= Davidsbündler =

Music society promoting contemporary music

The Davidsbündler (League of David) was a fictitious musical society created by German Romantic composer Robert Schumann and exposed in his writings. It was inspired by literary societies, real and imagined, such as the Serapionsbrüder (The Serapion Brethren) of ETA Hoffmann, however as Richard Taruskin noted, the concept was most realized in Schumann's reviews of his fellow composers and their aesthetic styles. The illusory group was created to defend the cause of contemporary music against its detractors, which Schumann routinely referred to as philistines.

== Makeup ==
The imagined "league" comprised mainly the warring identities within Schumann, namely Florestan, Raro, and Eusebius, respectively symbolising the extroverted and introspective sides of his personality. The purpose of this group, however, was, expressed in Schumann's words in 1854, "In order to express different views on art, it seems appropriate to invent contrasting artistic characters."

Taruskin corresponds these three aspects in Freudian terminology, namely id (Florestan), ego (Eusebius), and superego (Raro). However, the characters also revolved around Schumann's aesthetic wrestling with the more exploratory and dramatic elements of the Romantic style. He routinely disparaged his contemporaries for their philistine traditionality, and the disapproved elements of liberated Romanticism in the case of Franz Liszt and Richard Wagner. Both Wagner and Schumann were avid reviewers during their time and views held by them radiated throughout German cultural life.

Members of the "league" also included wife and composer/pianist Clara Schumann, supportive of Schumann's "league," as well as favored composers Niccolò Paganini and Frederic Chopin. Other members of this group included his piano teacher Friedrich Wieck. The minor composer Franz Otto, brother of choral composer Ernst Otto, was also invited to join the "league." In a quotation from 1833, the purpose of the group is made clear through Schumann's address to Otto,

I expect Wieck has told you that a new musical periodical is coming out, which is to be the representative of poetry, and will mercilessly attack all the weaknesses of the age...Of course, you help us in a passive sense as it is, by writing, but beside that we require active criticism to make victory quite certain.
— Robert Schumann, quoted in The Musical Times (1888)

== Appearance ==
The name "Davidsbündler" already appears in Schumann's first musical essay, "The Davidsbündler", which was published in Karl Herloßsohn’s newspaper Der Komet (The Comet) in December 1833. Its narrator finds a paper shred thrown out of a window by a "Swedish head with a crooked nose" bearing the following message on its back side:

"Finder! To the Good and to the Great you have been chosen! Davidsbündler you shall become, [you shall] translate the secrets of the Society of the World, i.e. of the society, which shall swat the Philistines, musical and otherwise! Here you know all – take action then! By no means organize provincially however, but deliver wildly and crazily! Master Raro, Florestan, Eusebius, Friedrich, Bg., St., Hf., Knif, bellows treader at St. Georg."

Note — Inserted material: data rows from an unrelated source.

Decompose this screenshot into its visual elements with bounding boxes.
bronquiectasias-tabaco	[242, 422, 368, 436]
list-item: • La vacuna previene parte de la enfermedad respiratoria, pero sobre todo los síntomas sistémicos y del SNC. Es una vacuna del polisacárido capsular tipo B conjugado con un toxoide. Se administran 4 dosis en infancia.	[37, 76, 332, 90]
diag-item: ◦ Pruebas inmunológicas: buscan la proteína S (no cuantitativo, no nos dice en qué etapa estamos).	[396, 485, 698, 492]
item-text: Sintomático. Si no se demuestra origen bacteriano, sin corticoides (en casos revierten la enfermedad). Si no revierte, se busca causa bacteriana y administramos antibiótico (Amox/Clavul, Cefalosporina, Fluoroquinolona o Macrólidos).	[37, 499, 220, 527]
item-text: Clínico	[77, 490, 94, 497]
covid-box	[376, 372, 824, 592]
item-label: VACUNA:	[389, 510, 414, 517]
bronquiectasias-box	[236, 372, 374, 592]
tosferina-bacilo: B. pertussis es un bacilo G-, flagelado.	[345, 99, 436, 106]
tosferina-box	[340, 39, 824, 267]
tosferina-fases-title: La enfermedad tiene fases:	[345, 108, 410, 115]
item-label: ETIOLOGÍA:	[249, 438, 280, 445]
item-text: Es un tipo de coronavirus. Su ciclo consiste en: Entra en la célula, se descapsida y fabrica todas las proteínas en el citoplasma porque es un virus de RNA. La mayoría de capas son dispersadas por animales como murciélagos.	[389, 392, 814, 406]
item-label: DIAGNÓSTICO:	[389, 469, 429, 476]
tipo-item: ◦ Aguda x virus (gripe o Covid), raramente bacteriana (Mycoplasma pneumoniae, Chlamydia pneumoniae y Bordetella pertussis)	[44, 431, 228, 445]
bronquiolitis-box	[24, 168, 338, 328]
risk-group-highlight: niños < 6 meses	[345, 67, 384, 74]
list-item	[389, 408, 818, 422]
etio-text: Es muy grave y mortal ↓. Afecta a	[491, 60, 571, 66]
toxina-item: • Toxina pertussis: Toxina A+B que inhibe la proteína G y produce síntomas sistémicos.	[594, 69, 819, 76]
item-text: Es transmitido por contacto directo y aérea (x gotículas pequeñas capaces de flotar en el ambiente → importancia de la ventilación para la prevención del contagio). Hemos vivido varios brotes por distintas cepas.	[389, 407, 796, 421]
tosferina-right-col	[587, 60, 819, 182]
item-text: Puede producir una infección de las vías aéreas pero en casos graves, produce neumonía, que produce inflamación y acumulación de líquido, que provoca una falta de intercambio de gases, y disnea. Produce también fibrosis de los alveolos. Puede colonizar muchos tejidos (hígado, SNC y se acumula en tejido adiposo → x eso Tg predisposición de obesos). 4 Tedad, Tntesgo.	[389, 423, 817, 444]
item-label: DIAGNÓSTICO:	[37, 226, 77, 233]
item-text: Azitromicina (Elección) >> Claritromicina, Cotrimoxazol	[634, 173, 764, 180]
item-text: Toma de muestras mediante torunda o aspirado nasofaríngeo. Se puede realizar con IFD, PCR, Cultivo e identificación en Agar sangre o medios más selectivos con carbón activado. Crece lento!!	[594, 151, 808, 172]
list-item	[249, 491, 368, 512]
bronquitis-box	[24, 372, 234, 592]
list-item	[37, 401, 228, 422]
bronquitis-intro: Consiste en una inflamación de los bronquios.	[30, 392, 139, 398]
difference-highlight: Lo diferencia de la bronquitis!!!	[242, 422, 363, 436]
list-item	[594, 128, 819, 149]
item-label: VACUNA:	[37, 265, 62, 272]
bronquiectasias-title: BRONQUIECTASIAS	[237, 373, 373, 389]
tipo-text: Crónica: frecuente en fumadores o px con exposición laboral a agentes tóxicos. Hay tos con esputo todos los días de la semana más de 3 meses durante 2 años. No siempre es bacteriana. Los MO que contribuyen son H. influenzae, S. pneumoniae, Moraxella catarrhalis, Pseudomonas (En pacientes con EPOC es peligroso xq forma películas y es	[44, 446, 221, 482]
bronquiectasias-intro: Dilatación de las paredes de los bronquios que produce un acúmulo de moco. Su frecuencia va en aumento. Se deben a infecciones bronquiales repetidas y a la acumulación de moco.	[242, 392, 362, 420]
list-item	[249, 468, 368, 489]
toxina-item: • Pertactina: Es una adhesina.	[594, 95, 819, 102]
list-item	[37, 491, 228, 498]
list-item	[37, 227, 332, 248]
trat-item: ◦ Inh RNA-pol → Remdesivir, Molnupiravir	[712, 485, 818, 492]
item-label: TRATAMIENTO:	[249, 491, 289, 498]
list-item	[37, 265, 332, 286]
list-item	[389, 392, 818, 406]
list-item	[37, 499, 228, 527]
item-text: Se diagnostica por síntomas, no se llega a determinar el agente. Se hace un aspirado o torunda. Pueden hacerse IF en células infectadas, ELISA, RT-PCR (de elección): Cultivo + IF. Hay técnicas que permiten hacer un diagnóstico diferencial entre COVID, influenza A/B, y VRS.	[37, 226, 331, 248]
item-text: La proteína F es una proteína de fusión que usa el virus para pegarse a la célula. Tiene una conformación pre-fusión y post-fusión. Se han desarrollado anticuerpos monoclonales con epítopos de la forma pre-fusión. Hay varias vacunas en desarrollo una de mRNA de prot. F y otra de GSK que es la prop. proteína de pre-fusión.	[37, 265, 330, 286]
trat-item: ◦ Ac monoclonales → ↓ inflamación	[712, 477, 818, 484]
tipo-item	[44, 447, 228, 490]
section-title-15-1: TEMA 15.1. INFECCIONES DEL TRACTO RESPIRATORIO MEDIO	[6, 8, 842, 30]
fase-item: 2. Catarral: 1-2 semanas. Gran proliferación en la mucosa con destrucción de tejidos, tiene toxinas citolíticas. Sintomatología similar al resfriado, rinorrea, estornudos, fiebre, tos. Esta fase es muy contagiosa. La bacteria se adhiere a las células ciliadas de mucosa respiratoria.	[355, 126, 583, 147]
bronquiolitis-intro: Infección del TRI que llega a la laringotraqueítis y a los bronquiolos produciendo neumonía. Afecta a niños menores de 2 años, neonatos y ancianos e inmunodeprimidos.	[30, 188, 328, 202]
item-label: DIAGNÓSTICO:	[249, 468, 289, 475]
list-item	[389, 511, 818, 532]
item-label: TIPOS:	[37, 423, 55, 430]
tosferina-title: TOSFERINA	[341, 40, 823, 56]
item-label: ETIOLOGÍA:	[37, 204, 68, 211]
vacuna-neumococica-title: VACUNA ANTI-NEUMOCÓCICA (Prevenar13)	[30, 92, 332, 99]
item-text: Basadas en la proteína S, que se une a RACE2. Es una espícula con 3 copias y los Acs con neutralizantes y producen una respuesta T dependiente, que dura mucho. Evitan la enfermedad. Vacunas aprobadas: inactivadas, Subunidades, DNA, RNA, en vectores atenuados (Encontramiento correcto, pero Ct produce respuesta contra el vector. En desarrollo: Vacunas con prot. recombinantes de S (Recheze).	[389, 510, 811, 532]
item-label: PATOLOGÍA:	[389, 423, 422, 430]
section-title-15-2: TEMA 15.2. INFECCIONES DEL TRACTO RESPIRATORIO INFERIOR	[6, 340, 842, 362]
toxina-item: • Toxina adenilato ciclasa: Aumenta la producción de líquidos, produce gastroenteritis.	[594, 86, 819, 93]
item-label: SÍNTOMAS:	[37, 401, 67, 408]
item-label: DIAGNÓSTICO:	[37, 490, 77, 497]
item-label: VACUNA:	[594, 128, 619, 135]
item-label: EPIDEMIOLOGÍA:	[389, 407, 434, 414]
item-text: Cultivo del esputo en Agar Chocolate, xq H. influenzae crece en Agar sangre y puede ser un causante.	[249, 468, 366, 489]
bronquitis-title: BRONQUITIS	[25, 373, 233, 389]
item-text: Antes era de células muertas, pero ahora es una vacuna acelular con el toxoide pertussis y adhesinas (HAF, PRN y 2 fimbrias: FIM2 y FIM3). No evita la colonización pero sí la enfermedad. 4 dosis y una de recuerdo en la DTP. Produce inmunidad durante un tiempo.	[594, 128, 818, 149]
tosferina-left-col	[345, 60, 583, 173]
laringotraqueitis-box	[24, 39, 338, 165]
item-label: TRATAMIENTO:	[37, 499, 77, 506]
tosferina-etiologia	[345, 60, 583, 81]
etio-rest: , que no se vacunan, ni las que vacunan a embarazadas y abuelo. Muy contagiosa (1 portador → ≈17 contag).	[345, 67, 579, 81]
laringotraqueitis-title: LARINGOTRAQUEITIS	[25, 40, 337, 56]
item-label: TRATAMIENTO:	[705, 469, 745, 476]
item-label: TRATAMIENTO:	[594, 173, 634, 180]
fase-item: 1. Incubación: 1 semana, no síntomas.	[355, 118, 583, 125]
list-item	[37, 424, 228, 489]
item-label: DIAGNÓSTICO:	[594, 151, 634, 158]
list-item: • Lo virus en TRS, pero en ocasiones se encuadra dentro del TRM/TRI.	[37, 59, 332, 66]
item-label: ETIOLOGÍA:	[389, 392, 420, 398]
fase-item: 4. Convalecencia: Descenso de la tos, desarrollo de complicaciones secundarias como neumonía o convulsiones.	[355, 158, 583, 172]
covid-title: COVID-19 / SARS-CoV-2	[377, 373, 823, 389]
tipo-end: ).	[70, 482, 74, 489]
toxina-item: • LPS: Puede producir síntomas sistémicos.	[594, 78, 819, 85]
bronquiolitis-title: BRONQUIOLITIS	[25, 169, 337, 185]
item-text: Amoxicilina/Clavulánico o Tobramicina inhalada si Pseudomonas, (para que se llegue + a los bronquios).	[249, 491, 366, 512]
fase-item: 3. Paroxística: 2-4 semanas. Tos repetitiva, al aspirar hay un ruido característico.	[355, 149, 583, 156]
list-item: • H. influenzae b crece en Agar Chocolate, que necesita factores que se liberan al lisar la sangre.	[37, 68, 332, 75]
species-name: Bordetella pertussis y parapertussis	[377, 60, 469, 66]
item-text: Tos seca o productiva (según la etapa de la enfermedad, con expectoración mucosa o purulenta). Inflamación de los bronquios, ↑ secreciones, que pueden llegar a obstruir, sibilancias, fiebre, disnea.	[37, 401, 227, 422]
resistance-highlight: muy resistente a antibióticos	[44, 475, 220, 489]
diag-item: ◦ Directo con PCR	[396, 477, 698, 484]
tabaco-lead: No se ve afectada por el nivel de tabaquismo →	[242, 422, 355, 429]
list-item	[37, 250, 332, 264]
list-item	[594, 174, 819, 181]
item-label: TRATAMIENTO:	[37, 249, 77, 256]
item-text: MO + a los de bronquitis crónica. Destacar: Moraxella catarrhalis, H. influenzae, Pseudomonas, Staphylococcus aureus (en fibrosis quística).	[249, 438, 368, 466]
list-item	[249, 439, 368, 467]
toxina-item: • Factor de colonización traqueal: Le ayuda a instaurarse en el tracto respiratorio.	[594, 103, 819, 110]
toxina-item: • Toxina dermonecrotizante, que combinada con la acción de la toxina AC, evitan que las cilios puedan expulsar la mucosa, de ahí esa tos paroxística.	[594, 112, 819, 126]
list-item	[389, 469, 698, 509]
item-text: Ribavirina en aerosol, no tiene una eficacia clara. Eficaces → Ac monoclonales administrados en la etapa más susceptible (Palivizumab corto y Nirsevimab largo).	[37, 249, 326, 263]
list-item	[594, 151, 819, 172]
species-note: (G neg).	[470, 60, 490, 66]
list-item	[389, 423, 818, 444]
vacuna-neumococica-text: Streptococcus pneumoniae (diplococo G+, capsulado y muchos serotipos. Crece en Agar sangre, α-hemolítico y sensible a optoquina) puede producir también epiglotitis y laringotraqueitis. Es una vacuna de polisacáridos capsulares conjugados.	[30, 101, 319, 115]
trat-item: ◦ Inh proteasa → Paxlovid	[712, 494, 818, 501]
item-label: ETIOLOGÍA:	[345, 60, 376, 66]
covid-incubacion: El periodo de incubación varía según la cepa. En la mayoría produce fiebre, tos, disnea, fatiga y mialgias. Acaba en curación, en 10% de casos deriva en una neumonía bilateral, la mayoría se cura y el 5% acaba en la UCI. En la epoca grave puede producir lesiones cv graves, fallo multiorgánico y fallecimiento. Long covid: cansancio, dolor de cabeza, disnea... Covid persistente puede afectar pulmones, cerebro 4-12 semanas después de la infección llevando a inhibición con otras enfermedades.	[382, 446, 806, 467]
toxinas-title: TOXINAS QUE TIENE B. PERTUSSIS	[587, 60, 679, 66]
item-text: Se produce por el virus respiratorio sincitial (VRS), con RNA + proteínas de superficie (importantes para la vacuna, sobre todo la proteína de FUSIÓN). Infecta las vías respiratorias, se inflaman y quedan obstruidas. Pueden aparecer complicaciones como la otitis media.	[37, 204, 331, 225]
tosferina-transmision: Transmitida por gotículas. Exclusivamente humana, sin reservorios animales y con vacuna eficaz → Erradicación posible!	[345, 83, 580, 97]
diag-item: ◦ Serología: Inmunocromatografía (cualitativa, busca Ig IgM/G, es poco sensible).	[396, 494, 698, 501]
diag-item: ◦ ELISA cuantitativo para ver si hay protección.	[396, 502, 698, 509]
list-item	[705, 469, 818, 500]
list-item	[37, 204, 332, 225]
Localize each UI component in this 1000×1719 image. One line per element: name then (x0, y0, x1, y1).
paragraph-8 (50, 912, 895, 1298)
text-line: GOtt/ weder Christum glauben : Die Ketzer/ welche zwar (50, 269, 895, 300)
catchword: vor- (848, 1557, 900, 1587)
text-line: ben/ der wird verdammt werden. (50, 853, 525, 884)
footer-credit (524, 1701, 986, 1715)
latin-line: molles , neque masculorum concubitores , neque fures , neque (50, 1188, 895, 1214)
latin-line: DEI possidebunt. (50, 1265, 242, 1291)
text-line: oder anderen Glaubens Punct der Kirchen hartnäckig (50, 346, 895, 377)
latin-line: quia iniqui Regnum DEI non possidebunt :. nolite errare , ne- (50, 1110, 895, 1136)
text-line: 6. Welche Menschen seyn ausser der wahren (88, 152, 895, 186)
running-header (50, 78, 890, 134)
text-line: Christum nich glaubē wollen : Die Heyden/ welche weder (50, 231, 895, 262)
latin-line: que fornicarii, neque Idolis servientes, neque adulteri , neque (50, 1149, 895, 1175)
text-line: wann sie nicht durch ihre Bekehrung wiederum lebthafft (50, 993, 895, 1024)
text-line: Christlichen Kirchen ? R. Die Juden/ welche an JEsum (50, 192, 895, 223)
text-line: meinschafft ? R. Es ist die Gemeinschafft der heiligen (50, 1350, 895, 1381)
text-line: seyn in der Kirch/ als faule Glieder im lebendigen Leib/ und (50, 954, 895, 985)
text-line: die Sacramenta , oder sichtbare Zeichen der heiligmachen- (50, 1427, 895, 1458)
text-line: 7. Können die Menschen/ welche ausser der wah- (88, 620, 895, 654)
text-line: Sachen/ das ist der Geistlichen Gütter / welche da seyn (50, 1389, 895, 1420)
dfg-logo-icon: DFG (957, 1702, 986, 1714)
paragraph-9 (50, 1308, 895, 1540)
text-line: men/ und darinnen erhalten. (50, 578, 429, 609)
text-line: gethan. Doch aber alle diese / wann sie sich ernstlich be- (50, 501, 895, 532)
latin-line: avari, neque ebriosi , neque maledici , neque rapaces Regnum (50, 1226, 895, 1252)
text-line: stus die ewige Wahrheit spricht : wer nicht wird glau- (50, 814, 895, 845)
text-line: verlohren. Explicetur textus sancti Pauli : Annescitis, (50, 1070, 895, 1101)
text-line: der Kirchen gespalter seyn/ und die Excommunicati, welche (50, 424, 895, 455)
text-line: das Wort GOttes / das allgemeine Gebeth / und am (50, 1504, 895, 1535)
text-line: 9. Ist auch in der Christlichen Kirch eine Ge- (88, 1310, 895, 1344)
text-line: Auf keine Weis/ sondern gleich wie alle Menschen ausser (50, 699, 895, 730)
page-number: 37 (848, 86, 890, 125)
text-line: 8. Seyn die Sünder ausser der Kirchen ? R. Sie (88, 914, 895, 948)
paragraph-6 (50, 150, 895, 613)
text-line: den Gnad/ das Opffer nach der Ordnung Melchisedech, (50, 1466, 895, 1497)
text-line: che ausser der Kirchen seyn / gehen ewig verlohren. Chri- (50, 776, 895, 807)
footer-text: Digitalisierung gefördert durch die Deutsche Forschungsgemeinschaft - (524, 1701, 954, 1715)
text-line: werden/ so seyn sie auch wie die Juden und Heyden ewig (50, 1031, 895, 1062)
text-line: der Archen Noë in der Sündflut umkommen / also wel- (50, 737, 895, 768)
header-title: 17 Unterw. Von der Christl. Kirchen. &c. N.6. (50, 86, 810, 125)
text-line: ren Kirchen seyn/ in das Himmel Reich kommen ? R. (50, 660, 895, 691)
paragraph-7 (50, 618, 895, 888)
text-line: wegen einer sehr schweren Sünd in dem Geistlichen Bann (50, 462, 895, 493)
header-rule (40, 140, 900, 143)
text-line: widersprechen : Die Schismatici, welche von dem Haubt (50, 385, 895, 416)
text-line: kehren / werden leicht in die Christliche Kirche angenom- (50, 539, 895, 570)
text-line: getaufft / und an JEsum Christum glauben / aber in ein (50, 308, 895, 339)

The continuation of this "Davidsbündler" fantasizing can be found in the Neue Zeitschrift für Musik, which Schumann founded in April 1834. The first essay on the subject was entitled, "The Davidsbündler," published in 1833 with the second one being published the year after. The first republication of the essays occurred in 1883 by Frederich Gustav Jansen, a German organist and musicologist.

In the same year 1834 Schumann composed three pieces carrying the titles "Florestan", "Eusebius" and "Marche des Davidsbündler contre les Philistins" in his Carnaval.

In 1837 Schumann wrote a piano suite, Davidsbündlertänze, Op. 6, named after the Davidsbündler and translated as, "Dances of the members of the League of David." In the first edition, the dances were signed by the different characters and were additionally accompanied with short excerpts on their individual personalities. However, by the second edition such elements were noticeably absent.

It is also significant that in Schumann's 1854 publication, Collected Writings about Music and Musicians, the "league" is not mentioned, and is absent from any type of mentioning, yet the core ideas within the framework are evident throughout the works in the word "Davidsbündlerschaft."

== Works ==
Within Schumann's body of works, certain ones featured the "League of David" and its constituent characters:

- Papillons (Op.2)
- Davidsbündlertänze (Op.6)
- Carnaval (Op.9)
- Fantasiestücke (Op.12)
- Kreisleriana (Op.16)

==Tributes==
- Theodor Kirchner, a close associate of Clara and Robert Schumann, piad homage to Schumann's set in his Neue Davidsbündlertänze, op. 17 (1874).
- Erika Fox composed her Davidsbündler Lieder for flute and piano in 1999.